Question

A $1.85$ mole sample of the ionic compound $A{{l}_{2}}{{\left( S{{O}_{4}} \right)}_{3}}$ contains how many moles of the following? A) $Al$ atoms, B) $S$ atoms and C) $A{{l}^{3+}}$

Answer 1

Hint : To determine the answer we should know that moles of atoms combine in a fix ratio to give a mole of molecule. We have the molecular formula of aluminium sulphate. From the molecular formula we can determine the moles of each constituting atom present in one mole of the molecule. So, as we have a mole of an atom in one mole of molecules we can determine the moles of atoms in $x$ mole of molecules.

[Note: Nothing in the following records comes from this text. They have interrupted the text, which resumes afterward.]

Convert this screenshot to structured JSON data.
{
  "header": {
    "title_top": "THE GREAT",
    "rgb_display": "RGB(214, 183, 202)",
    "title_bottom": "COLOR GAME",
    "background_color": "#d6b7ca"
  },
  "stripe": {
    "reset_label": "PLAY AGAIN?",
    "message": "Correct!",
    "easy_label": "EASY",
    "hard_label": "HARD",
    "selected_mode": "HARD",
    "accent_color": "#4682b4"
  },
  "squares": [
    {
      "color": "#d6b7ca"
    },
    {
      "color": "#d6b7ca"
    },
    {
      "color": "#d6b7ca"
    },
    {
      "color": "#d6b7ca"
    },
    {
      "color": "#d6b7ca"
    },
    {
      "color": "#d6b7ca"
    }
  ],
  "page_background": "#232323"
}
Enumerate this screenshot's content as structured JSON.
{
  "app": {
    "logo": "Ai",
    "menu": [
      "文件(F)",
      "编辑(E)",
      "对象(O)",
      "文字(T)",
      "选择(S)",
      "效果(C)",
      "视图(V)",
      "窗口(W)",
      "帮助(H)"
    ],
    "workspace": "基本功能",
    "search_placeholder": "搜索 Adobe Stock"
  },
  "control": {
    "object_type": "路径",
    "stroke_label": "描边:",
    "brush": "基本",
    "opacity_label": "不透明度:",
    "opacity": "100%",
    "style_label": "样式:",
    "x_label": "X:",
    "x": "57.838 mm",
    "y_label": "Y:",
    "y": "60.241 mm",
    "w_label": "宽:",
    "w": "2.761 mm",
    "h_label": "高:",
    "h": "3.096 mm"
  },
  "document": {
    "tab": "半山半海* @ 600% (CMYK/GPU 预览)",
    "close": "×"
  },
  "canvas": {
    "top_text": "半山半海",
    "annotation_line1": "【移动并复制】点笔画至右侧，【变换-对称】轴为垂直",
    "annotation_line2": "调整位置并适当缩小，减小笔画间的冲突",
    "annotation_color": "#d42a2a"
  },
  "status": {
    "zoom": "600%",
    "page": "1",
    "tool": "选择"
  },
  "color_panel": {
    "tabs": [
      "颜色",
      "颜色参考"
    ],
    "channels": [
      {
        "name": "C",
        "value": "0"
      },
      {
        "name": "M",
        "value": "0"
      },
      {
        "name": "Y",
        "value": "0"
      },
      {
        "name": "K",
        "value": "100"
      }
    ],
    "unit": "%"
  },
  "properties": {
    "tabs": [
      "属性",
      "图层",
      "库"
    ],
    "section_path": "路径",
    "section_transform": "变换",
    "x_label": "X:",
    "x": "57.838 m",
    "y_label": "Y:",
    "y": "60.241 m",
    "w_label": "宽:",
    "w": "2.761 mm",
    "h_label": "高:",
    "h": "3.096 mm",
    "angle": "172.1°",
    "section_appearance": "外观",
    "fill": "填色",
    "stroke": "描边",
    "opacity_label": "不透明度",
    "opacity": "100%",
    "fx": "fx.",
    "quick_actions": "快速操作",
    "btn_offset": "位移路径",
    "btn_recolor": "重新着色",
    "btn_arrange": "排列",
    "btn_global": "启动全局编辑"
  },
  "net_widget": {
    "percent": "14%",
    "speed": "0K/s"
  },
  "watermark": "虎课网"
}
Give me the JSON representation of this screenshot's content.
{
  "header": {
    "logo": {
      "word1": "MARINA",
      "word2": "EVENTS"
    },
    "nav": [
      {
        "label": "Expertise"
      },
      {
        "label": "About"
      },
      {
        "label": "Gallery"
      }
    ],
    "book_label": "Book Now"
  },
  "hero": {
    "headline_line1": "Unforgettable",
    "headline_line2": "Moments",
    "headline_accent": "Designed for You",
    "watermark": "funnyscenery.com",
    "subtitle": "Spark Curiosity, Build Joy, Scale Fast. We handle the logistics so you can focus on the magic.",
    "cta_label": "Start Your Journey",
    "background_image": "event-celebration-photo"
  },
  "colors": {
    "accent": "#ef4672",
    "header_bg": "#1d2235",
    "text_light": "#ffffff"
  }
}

Complete Step By Step Answer:
The given formula of aluminium sulphate is $A{{l}_{2}}{{\left( S{{O}_{4}} \right)}_{3}}$ . From this formula we can say one mole of aluminium sulphate is made up of two moles of aluminium atoms, three moles of sulphur atoms and twelve moles of oxygen atoms. So, if one moles of aluminium sulphate contains two moles of aluminium atoms then seven moles of aluminium sulphate will contain,
The moles of $Al$ atoms: There are two atoms of $Al$ per unit of $A{{l}_{2}}{{\left( S{{O}_{4}} \right)}_{3}}$ , so there are two moles of $Al$ per mole of $A{{l}_{2}}{{\left( S{{O}_{4}} \right)}_{3}}$ :
$1.85mol\left[ A{{l}_{2}}{{(S{{O}_{4}})}_{3}} \right]\left( \dfrac{2mol(Al)}{1mol\left[ A{{l}_{2}}{{(S{{O}_{4}})}_{3}} \right]} \right)=3.70mol(Al).$
The moles of $S$ atoms:
There are three atoms of S per units of $A{{l}_{2}}{{\left( S{{O}_{4}} \right)}_{3}}$ , so there are three moles of $S$ per mole of $A{{l}_{2}}{{\left( S{{O}_{4}} \right)}_{3}}$ :
$1.85mol\left[ A{{l}_{2}}{{(S{{O}_{4}})}_{3}} \right]\left( \dfrac{3mol(S)}{1mol\left[ A{{l}_{2}}{{(S{{O}_{4}})}_{3}} \right]} \right)=5.55mol(S).$
The moles of $A{{l}^{3+~}}$ ions: The number of ions of $A{{l}^{3+~}}$ will be the same as the number of atoms of $Al$ , so the answer will be the same as that for a).
Therefore,
(A) $3.70mol(Al).$
(B) $5.55mol(S).$
(C) $3.70mol(Al).$

Note :
The subscript present after an atom shows the number of that atom. The subscript present after a bracket presents the number of all the atoms present inside the bracket. In $A{{l}_{2}}{{\left( S{{O}_{4}} \right)}_{3}}$ , $3$ outside the bracket shows the three atoms of sulphur and three atoms of oxygen.